1 Bが承諾の通知を発する前に、BがAの死亡を知ったとしても、本件申込みは効力を失わない。

2 Aが、本件申込みにおいて、自己が死亡した場合には申込みの効力を失う旨の意思表示をしていたときには、BがAの死亡を知らないとしても本件申込みは効力を失う。

3 本件申込みが効力を失わない場合、本件申込みに承諾をなすべき期間及び撤回をする権利についての記載がなかったときは、Aの相続人は、本件申込みをいつでも撤回することができる。
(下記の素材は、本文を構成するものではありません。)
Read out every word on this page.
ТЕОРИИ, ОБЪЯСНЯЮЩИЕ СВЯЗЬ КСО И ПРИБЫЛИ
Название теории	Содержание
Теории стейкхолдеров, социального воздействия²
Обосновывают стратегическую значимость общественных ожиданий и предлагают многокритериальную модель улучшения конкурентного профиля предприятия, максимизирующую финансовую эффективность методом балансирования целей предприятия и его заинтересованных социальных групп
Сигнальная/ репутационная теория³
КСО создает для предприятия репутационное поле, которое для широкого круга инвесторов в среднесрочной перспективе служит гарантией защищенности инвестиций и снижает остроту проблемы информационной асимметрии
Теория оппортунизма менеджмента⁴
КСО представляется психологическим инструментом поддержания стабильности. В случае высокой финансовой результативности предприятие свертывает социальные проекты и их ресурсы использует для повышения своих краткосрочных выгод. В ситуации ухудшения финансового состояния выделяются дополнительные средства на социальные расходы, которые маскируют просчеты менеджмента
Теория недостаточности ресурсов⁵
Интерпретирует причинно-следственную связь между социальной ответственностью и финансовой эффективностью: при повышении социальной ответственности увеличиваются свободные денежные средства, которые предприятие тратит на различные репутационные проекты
4 本件申込みが効力を失わない場合、Bが承諾の意思表示を発信した時点で甲土地の売買契約が成立する。

【解答及び解説】

【問 8】 正解 2

1 誤り。申込者が申込みの通知を発した後に死亡した場合において、申込者がその事実が生じたとすればその申込みは効力を有しない旨の意思を表示していたとき、又はその「相手方が承諾の通知を発するまでにその事実が生じたことを知った」ときは、その申込みは、その効力を有しない。
*民法526条

2 正しい。申込者が申込みの通知を発した後に死亡した場合において、「申込者がその事実が生じたとすればその申込みは効力を有しない旨の意思を表示」していたとき、又はその相手方が承諾の通知を発するまでにその事実が生じたことを知ったときは、その申込みは、その効力を有しない。
*民法526条

3 誤り。承諾の期間を定めないでした申込みは、申込者が承諾の通知を受けるのに相当な期間を経過するまでは、撤回することができない。ただし、申込者が撤回をする権利を留保したときは、この限りでない。したがって、本肢の場合、Aの相続人は、承諾の通知を受けるのに相当な期間を経過するまでは、撤回することができないのであり、本件申込みを「いつでも」撤回することができるわけではない。
*民法525条1項

4 誤り。契約は、契約の内容を示してその締結を申し入れる意思表示(申込み)に対して相手方が承諾をしたときに成立する。そして、承諾の意思表示は、一般の意思表示の原則に従い、承諾の意思表示が到達した時点で効力が生じ、契約が成立する。
*民法522条1項


【解法のポイント】申込と承諾が、これほど本格的に問われたことはなく、本問は難しかったと思います。これも法改正がらみです。